1) they're completely changing our audience from people who have little to no credit histories to people with credit histories and established business (kind of goes against the social -- and premier -- mission of microfinance)
2) they want to cut back the number of loan officers from 5 to 2, and
3) they do not want him working on "state of the company" report because it's going to reflect very poorly on the managers' performance.

This basically turns all the work Ford has put into improving operations (and eventually bottomline) into a waste of time. The GM is getting pressure from the directors to be sustainable in a year's time and, as a result, is making the very rash decision to make the portfolio a majority of individual lenders, as opposed to group lenders (the proven Grameen method). Individual loans of the same size as one big group loan (divvied up among 4 group members) have much better returns than group loans. This is because you're doing leg work and administrative work for the same revenues.
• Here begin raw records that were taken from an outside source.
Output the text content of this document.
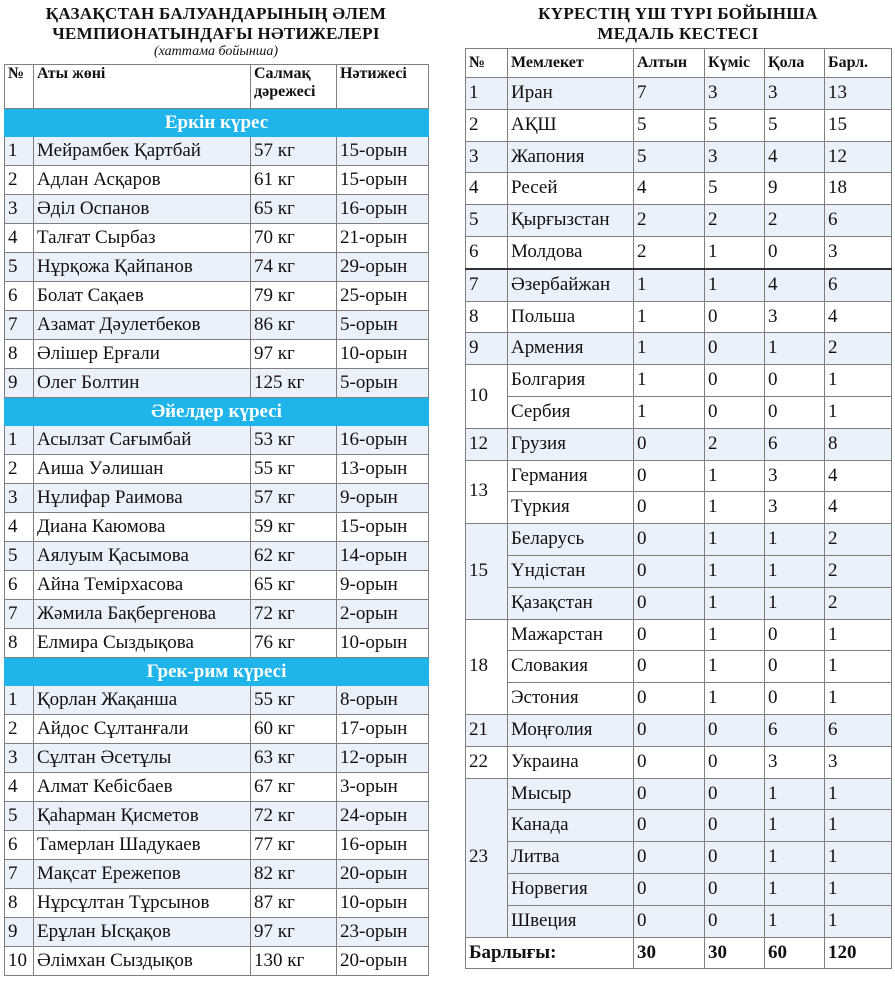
ҚАЗАҚСТАН БАЛУАНДАРЫНЫҢ ӘЛЕМ
ЧЕМПИОНАТЫНДАҒЫ НӘТИЖЕЛЕРІ
(хаттама бойынша)
№	Аты жөні	Салмақ дәрежесі	Нәтижесі
Еркін күрес			
1	Мейрамбек Қартбай	57 кг	15-орын
2	Адлан Асқаров	61 кг	15-орын
3	Әділ Оспанов	65 кг	16-орын
4	Талғат Сырбаз	70 кг	21-орын
5	Нұрқожа Қайпанов	74 кг	29-орын
6	Болат Сақаев	79 кг	25-орын
7	Азамат Дәулетбеков	86 кг	5-орын
8	Әлішер Ерғали	97 кг	10-орын
9	Олег Болтин	125 кг	5-орын
Әйелдер күресі			
1	Асылзат Сағымбай	53 кг	16-орын
2	Аиша Уәлишан	55 кг	13-орын
3	Нұлифар Раимова	57 кг	9-орын
4	Диана Каюмова	59 кг	15-орын
5	Аялуым Қасымова	62 кг	14-орын
6	Айна Темірхасова	65 кг	9-орын
7	Жәмила Бақбергенова	72 кг	2-орын
8	Елмира Сыздықова	76 кг	10-орын
Грек-рим күресі			
1	Қорлан Жақанша	55 кг	8-орын
2	Айдос Сұлтанғали	60 кг	17-орын
3	Сұлтан Әсетұлы	63 кг	12-орын
4	Алмат Кебісбаев	67 кг	3-орын
5	Қаһарман Қисметов	72 кг	24-орын
6	Тамерлан Шадукаев	77 кг	16-орын
7	Мақсат Ережепов	82 кг	20-орын
8	Нұрсұлтан Тұрсынов	87 кг	10-орын
9	Ерұлан Ысқақов	97 кг	23-орын
10	Әлімхан Сыздықов	130 кг	20-орын
КҮРЕСТІҢ ҮШ ТҮРІ БОЙЫНША
МЕДАЛЬ КЕСТЕСІ
№	Мемлекет	Алтын	Күміс	Қола	Барл.
1	Иран	7	3	3	13
2	АҚШ	5	5	5	15
3	Жапония	5	3	4	12
4	Ресей	4	5	9	18
5	Қырғызстан	2	2	2	6
6	Молдова	2	1	0	3
7	Әзербайжан	1	1	4	6
8	Польша	1	0	3	4
9	Армения	1	0	1	2
10	Болгария	1	0	0	1
	Сербия	1	0	0	1
12	Грузия	0	2	6	8
13	Германия	0	1	3	4
	Түркия	0	1	3	4
15	Беларусь	0	1	1	2
	Үндістан	0	1	1	2
	Қазақстан	0	1	1	2
18	Мажарстан	0	1	0	1
	Словакия	0	1	0	1
	Эстония	0	1	0	1
21	Моңғолия	0	0	6	6
22	Украина	0	0	3	3
23	Мысыр	0	0	1	1
	Канада	0	0	1	1
	Литва	0	0	1	1
	Норвегия	0	0	1	1
	Швеция	0	0	1	1
Барлығы:		30	30	60	120
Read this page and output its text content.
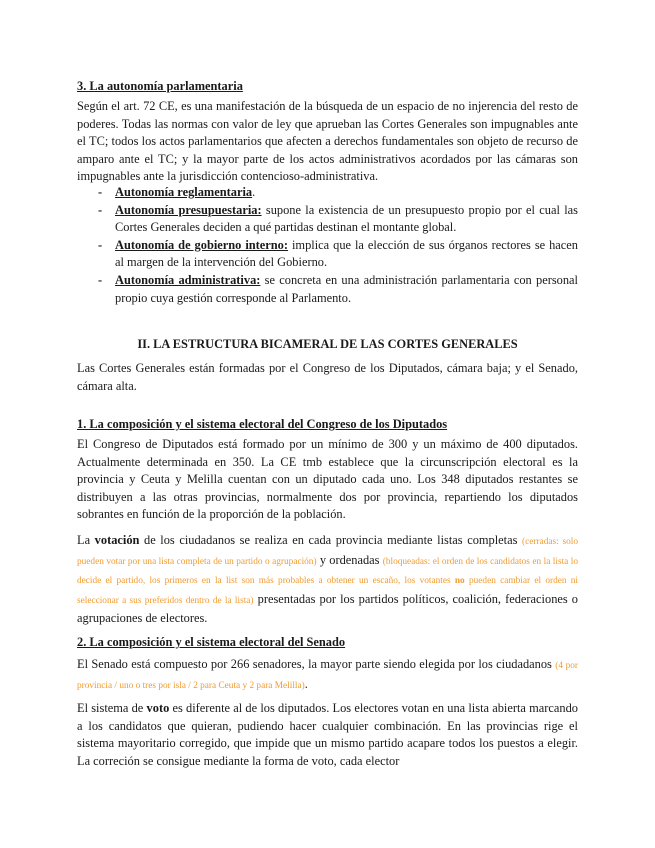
3. La autonomía parlamentaria

Según el art. 72 CE, es una manifestación de la búsqueda de un espacio de no injerencia del resto de poderes. Todas las normas con valor de ley que aprueban las Cortes Generales son impugnables ante el TC; todos los actos parlamentarios que afecten a derechos fundamentales son objeto de recurso de amparo ante el TC; y la mayor parte de los actos administrativos acordados por las cámaras son impugnables ante la jurisdicción contencioso-administrativa.

- Autonomía reglamentaria.
- Autonomía presupuestaria: supone la existencia de un presupuesto propio por el cual las Cortes Generales deciden a qué partidas destinan el montante global.
- Autonomía de gobierno interno: implica que la elección de sus órganos rectores se hacen al margen de la intervención del Gobierno.
- Autonomía administrativa: se concreta en una administración parlamentaria con personal propio cuya gestión corresponde al Parlamento.
II. LA ESTRUCTURA BICAMERAL DE LAS CORTES GENERALES

Las Cortes Generales están formadas por el Congreso de los Diputados, cámara baja; y el Senado, cámara alta.

1. La composición y el sistema electoral del Congreso de los Diputados

El Congreso de Diputados está formado por un mínimo de 300 y un máximo de 400 diputados. Actualmente determinada en 350. La CE tmb establece que la circunscripción electoral es la provincia y Ceuta y Melilla cuentan con un diputado cada uno. Los 348 diputados restantes se distribuyen a las otras provincias, normalmente dos por provincia, repartiendo los diputados sobrantes en función de la proporción de la población.

La votación de los ciudadanos se realiza en cada provincia mediante listas completas (cerradas: solo pueden votar por una lista completa de un partido o agrupación) y ordenadas (bloqueadas: el orden de los candidatos en la lista lo decide el partido, los primeros en la list son más probables a obtener un escaño, los votantes no pueden cambiar el orden ni seleccionar a sus preferidos dentro de la lista) presentadas por los partidos políticos, coalición, federaciones o agrupaciones de electores.

2. La composición y el sistema electoral del Senado

El Senado está compuesto por 266 senadores, la mayor parte siendo elegida por los ciudadanos (4 por provincia / uno o tres por isla / 2 para Ceuta y 2 para Melilla).

El sistema de voto es diferente al de los diputados. Los electores votan en una lista abierta marcando a los candidatos que quieran, pudiendo hacer cualquier combinación. En las provincias rige el sistema mayoritario corregido, que impide que un mismo partido acapare todos los puestos a elegir. La correción se consigue mediante la forma de voto, cada elector
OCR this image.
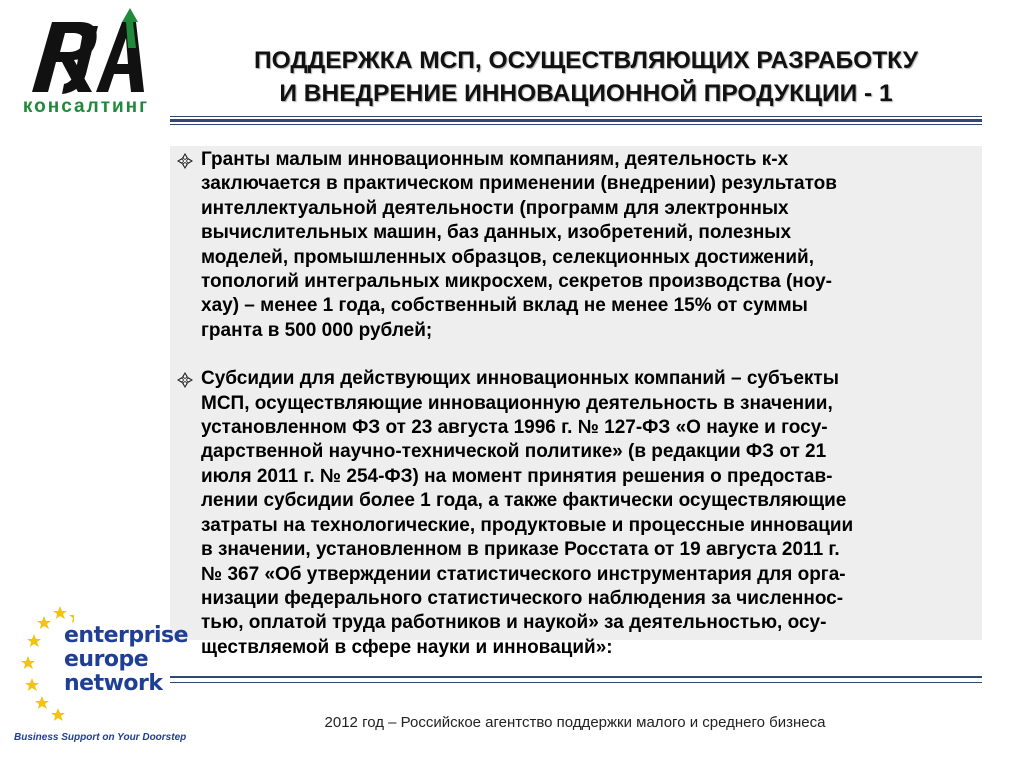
консалтинг
ПОДДЕРЖКА МСП, ОСУЩЕСТВЛЯЮЩИХ РАЗРАБОТКУ
И ВНЕДРЕНИЕ ИННОВАЦИОННОЙ ПРОДУКЦИИ - 1
Гранты малым инновационным компаниям, деятельность к-х
заключается в практическом применении (внедрении) результатов
интеллектуальной деятельности (программ для электронных
вычислительных машин, баз данных, изобретений, полезных
моделей, промышленных образцов, селекционных достижений,
топологий интегральных микросхем, секретов производства (ноу-
хау) – менее 1 года, собственный вклад не менее 15% от суммы
гранта в 500 000 рублей;
Субсидии для действующих инновационных компаний – субъекты
МСП, осуществляющие инновационную деятельность в значении,
установленном ФЗ от 23 августа 1996 г. № 127-ФЗ «О науке и госу-
дарственной научно-технической политике» (в редакции ФЗ от 21
июля 2011 г. № 254-ФЗ) на момент принятия решения о предостав-
лении субсидии более 1 года, а также фактически осуществляющие
затраты на технологические, продуктовые и процессные инновации
в значении, установленном в приказе Росстата от 19 августа 2011 г.
№ 367 «Об утверждении статистического инструментария для орга-
низации федерального статистического наблюдения за численнос-
тью, оплатой труда работников и наукой» за деятельностью, осу-
ществляемой в сфере науки и инноваций»:
enterprise
europe
network
Business Support on Your Doorstep
2012 год – Российское агентство поддержки малого и среднего бизнеса
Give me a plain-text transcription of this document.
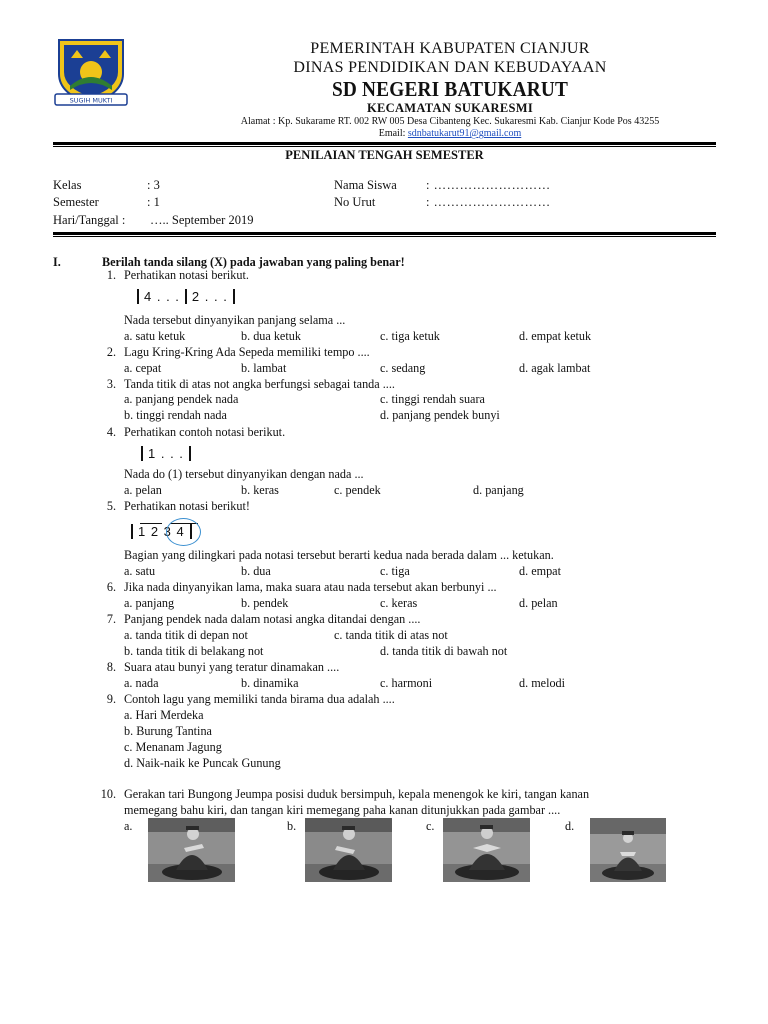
SUGIH MUKTI
PEMERINTAH KABUPATEN CIANJUR
DINAS PENDIDIKAN DAN KEBUDAYAAN
SD NEGERI BATUKARUT
KECAMATAN SUKARESMI
Alamat : Kp. Sukarame RT. 002 RW 005 Desa Cibanteng Kec. Sukaresmi Kab. Cianjur Kode Pos 43255
Email: sdnbatukarut91@gmail.com
PENILAIAN TENGAH SEMESTER
Kelas	: 3
Semester	: 1
Hari/Tanggal : ….. September 2019
Nama Siswa : ………………………
No Urut	: ………………………
I.	Berilah tanda silang (X) pada jawaban yang paling benar!
1. Perhatikan notasi berikut.
4 . . . 2 . . .
Nada tersebut dinyanyikan panjang selama ...
a. satu ketuk	b. dua ketuk	c. tiga ketuk	d. empat ketuk
2. Lagu Kring-Kring Ada Sepeda memiliki tempo ....
a. cepat	b. lambat	c. sedang	d. agak lambat
3. Tanda titik di atas not angka berfungsi sebagai tanda ....
a. panjang pendek nada	c. tinggi rendah suara
b. tinggi rendah nada	d. panjang pendek bunyi
4. Perhatikan contoh notasi berikut.
1 . . .
Nada do (1) tersebut dinyanyikan dengan nada ...
a. pelan	b. keras	c. pendek	d. panjang
5. Perhatikan notasi berikut!
1 2 3 4
Bagian yang dilingkari pada notasi tersebut berarti kedua nada berada dalam ... ketukan.
a. satu	b. dua	c. tiga	d. empat
6. Jika nada dinyanyikan lama, maka suara atau nada tersebut akan berbunyi ...
a. panjang	b. pendek	c. keras	d. pelan
7. Panjang pendek nada dalam notasi angka ditandai dengan ....
a. tanda titik di depan not	c. tanda titik di atas not
b. tanda titik di belakang not	d. tanda titik di bawah not
8. Suara atau bunyi yang teratur dinamakan ....
a. nada	b. dinamika	c. harmoni	d. melodi
9. Contoh lagu yang memiliki tanda birama dua adalah ....
a. Hari Merdeka
b. Burung Tantina
c. Menanam Jagung
d. Naik-naik ke Puncak Gunung
10. Gerakan tari Bungong Jeumpa posisi duduk bersimpuh, kepala menengok ke kiri, tangan kanan
memegang bahu kiri, dan tangan kiri memegang paha kanan ditunjukkan pada gambar ....
a.	b.	c.	d.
The biggest problem, however, is the company does not have tight enough credit policies to pick out minimally risky individuals. Such tight credit policies include background check, verifying long-term established business income, etc. This is the whole point of microfinance: finding a way to sustainably lend to poor people who have little or no collateral. And group lending is the way. The GM's answer is forget microfinance to the people that most need it...let's lend to people who we can trust and our bottom line will be better.

It's very demoralizing. The GM is very stubborn. And as good as Ford's Spanish is...there's still a major language and cultural barrier between him and the GM.

The GM has given us a week to present our results with a group-lending dominated portfolio. We have to show that the company can be sustainable, and sooner rather than later. It will involve growth models...something I know little about. I'm looking forward to the learning opportunity.